RULE 5. Rebate of service tax. Where any taxable service is exported, the Central Government may, by notification, grant rebate of service tax paid on such taxable service or service tax or duty paid on input ser-vices or inputs, as the case may be, used in providing such taxable service and the rebate shall be subject to such conditions or limitations, if any, and fulfillment of such procedure, as may be specified in the notification.
6.1 As per clause 3(iii) the services are clearly Export of Services since the recipient is the parent-company who is located outside India and for these services, the appellant receives consideration in convertible foreign exchange.
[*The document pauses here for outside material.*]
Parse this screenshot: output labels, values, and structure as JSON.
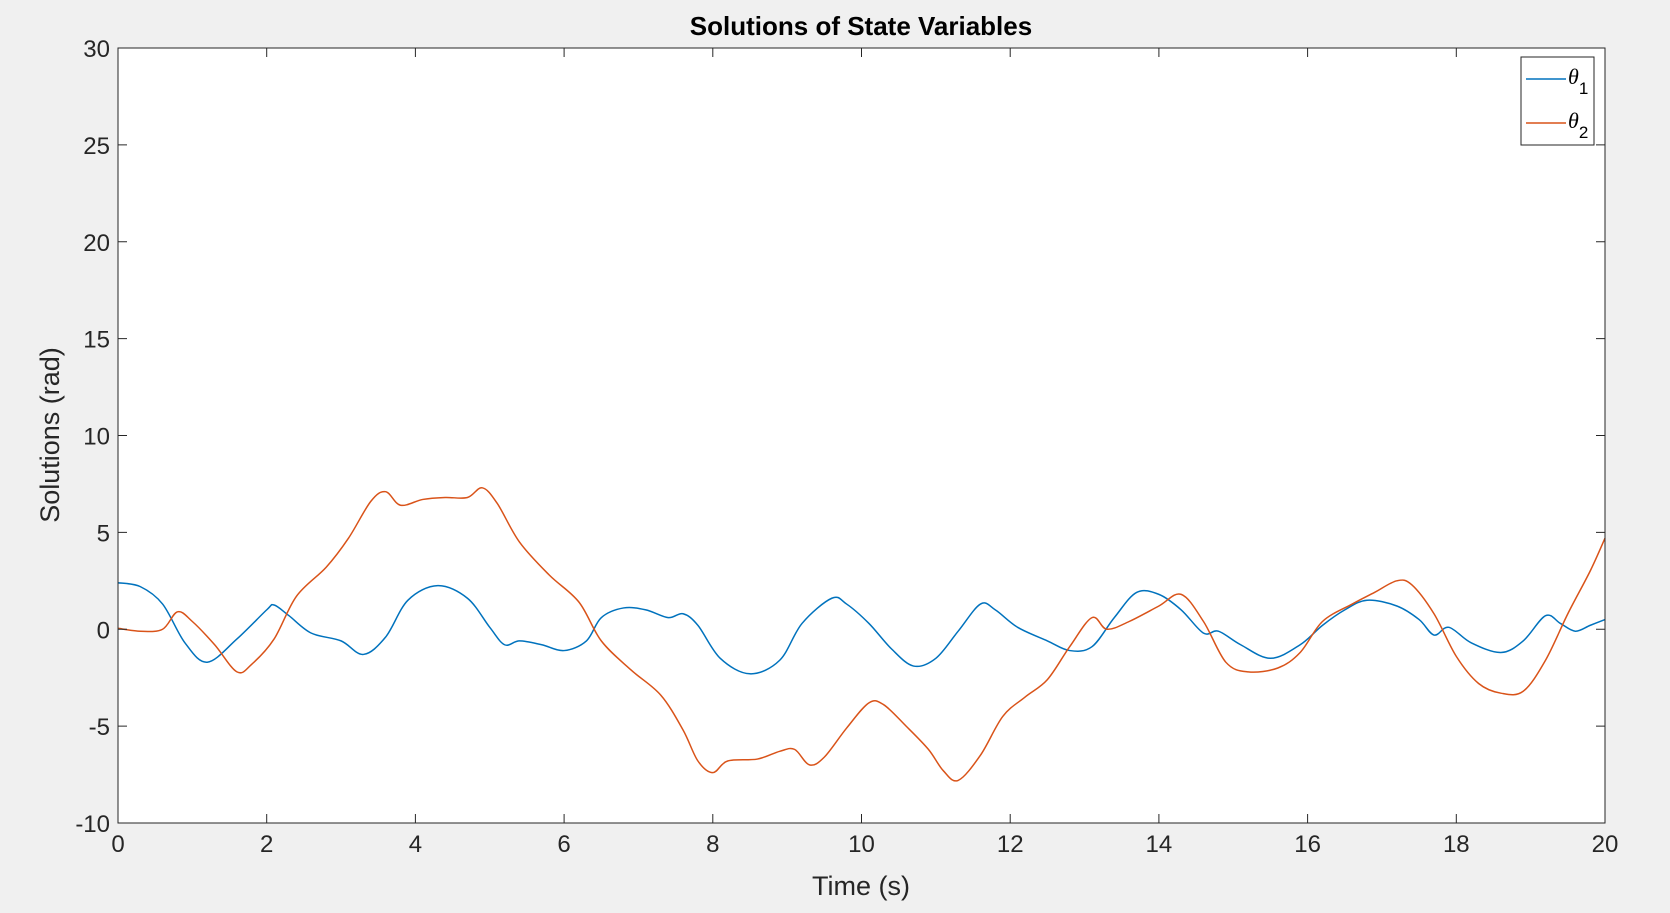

7. We also find that the Hon’ble Supreme Court in the case of Commissioner of Service Tax -III, Mumbai Vs. Vodafone India Ltd. and Others: 2025 (33) CENTAX 152 (S.C.) dated 06.05.2025, in similar set of facts, has held that “the CESTAT was right in granting benefit of the exclusion from taxable services to the activities of the respondent assessee as being an activity of export of service. We find that CESTAT in all these cases as rightly analysed the activity and granted the relief”. With regard to limitation, we also find that the second show-cause notice dated 17.10.2013 cannot be sustained beyond the normal period since on similar set of facts earlier show-cause notice were issued on 13.10.2010.
8. In view of the above, we do not find any substance in the impugned orders and therefore, considering the services as Export of Services, the impugned orders are set aside and the Appeals are allowed.
(Operative portion of the order was dictated and pronounced in Open Court.)